Disclaimer: The George Washington Masonic National Memorial will be referred to generically as the Masonic Temple throughout this article, as that is what the locals call it.
What does the Masonic Temple (Alexandria, Virginia) and the Empire State Building (New York, New York) have in common? They are both iconic buildings and locals rarely visit them! Being a relatively new homeowner my travel budget has shrunk, a lot! So I have been investing my time in local travel, as I like to call it. This time around I toured the Masonic Temple.
Growing up within a mile of Mount Vernon Estate, I feel as though I grew up in the shadow of George Washington. A lot is dedicated to his memory in the DC Metro area. To name a few, there is a monument downtown; there is a parkway in his name; an airport with his name; and a masonic temple. I never realized that the temple was a memorial to George Washington, mostly because never took time to think about it. Although masonry has been around a long time, a lot of people know little about it. The freemasons (aka masons) have been glorified by writers like Dan Brown (evidently the masons have very little that is secretive), and a lot of great American historical figures have been freemasons. However, the tour of the masonic temple has a lot less to do with masonry and a lot more to do with the memory of George Washington.
In 1910, the Grand Master of Virginia invited every Grand Master in The US to gather together for the purpose of “forming an association to plan and build a suitable Memorial”*. The building took decades to complete, largely due to not wanting to take out loans for the building. The construction began in 1922 with the interior being finalized in 1970. Today it proudly stands as the iconic landmark on Shutter’s Hill in Alexandria, Virginia fashioned after the ancient Lighthouse of Alexandria, Egypt.

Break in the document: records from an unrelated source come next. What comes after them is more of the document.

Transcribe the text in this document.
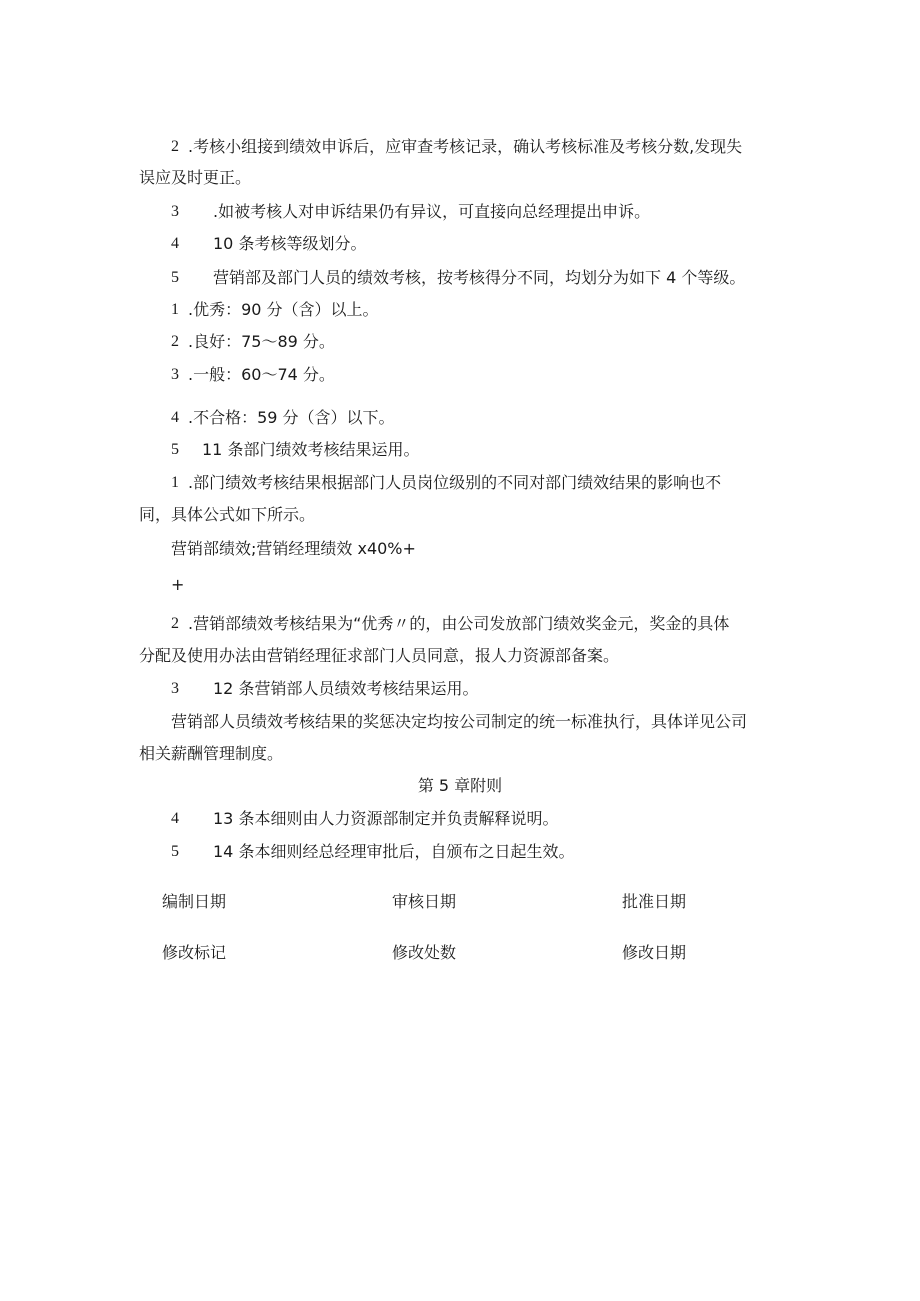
2 .考核小组接到绩效申诉后，应审查考核记录，确认考核标准及考核分数,发现失
误应及时更正。
3 .如被考核人对申诉结果仍有异议，可直接向总经理提出申诉。
4 10 条考核等级划分。
5 营销部及部门人员的绩效考核，按考核得分不同，均划分为如下 4 个等级。
1 .优秀：90 分（含）以上。
2 .良好：75～89 分。
3 .一般：60～74 分。
4 .不合格：59 分（含）以下。
5 11 条部门绩效考核结果运用。
1 .部门绩效考核结果根据部门人员岗位级别的不同对部门绩效结果的影响也不
同，具体公式如下所示。
营销部绩效;营销经理绩效 x40%+
+
2 .营销部绩效考核结果为“优秀〃的，由公司发放部门绩效奖金元，奖金的具体
分配及使用办法由营销经理征求部门人员同意，报人力资源部备案。
3 12 条营销部人员绩效考核结果运用。
营销部人员绩效考核结果的奖惩决定均按公司制定的统一标准执行，具体详见公司
相关薪酬管理制度。
第 5 章附则
4 13 条本细则由人力资源部制定并负责解释说明。
5 14 条本细则经总经理审批后，自颁布之日起生效。
编制日期	审核日期	批准日期
修改标记	修改处数	修改日期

Although the building stands tall and proud, it is not huge on the inside, and the elevators actually ascend and descend at an angle to compensate for the smaller space on the 9th floor, the observation floor, and the large bottom floor where meeting rooms and the mason museum is located. The tour starts in the great entrance hall at the top of the stairs and through the massive doors. The two-story rectangle room adorned with columns and portraits of important masons, also houses an amazing statute of good old G’Dub (the original)!
Off to the side of the great hall is a mock lodge room full of historical pieces, all items belonging to Washington’s lodge, used throughout time, including all of the chairs that line the walls, and the artifacts found in the display cases around the room. Most importantly, there is a chair that belonged to Washington and was gifted to the lodge from his home. In order to keep the chair from a fatefully end, it lives under a clear box where people and see it and not use it. Once a year the box is removed and the Grand Master takes his place briefly, long enough for a photograph.
As a non-mason, entry is only allowed to a few floors. Heading upstairs from the main floor takes us into a two-story museum filled with natural light and dedicated to the life and achievements of Washington. The walls are lined with stories of him as a mason, a landowner, and the president. It’s a wonderful piece of history. The tour then leads guests to the top floor to grasp the amazing view of the surrounding area. On a clear day, one can even see Mount Vernon, Washington’s home, located just south of Alexandria City.
The base of the tower holds a masonic museum. In this area the different degree’s and organizations of masonry are explained along with a display of costumes and tools of the trade. A degree is a level of membership. Although ultimately, only men become freemasons, there are female organizations, Eastern Star, as well as youth organizations for boys and girls. Two lodges currently use the Masonic Temple for their meetings, as well as some of the other masonic organizations. To become a mason, one must also believe in a higher power (God); although, they can be of any religion. The idea of a freemason, is that each person has a responsibility to make things better in the world. To help make life a little easier, they contribute a lot to their local area and sponsor charities and causes.
And one even cooler thing about this building–just to add that person twist–it’s the view I see every time I leave and arrive back home!
All of the thoughts and opinions are my own.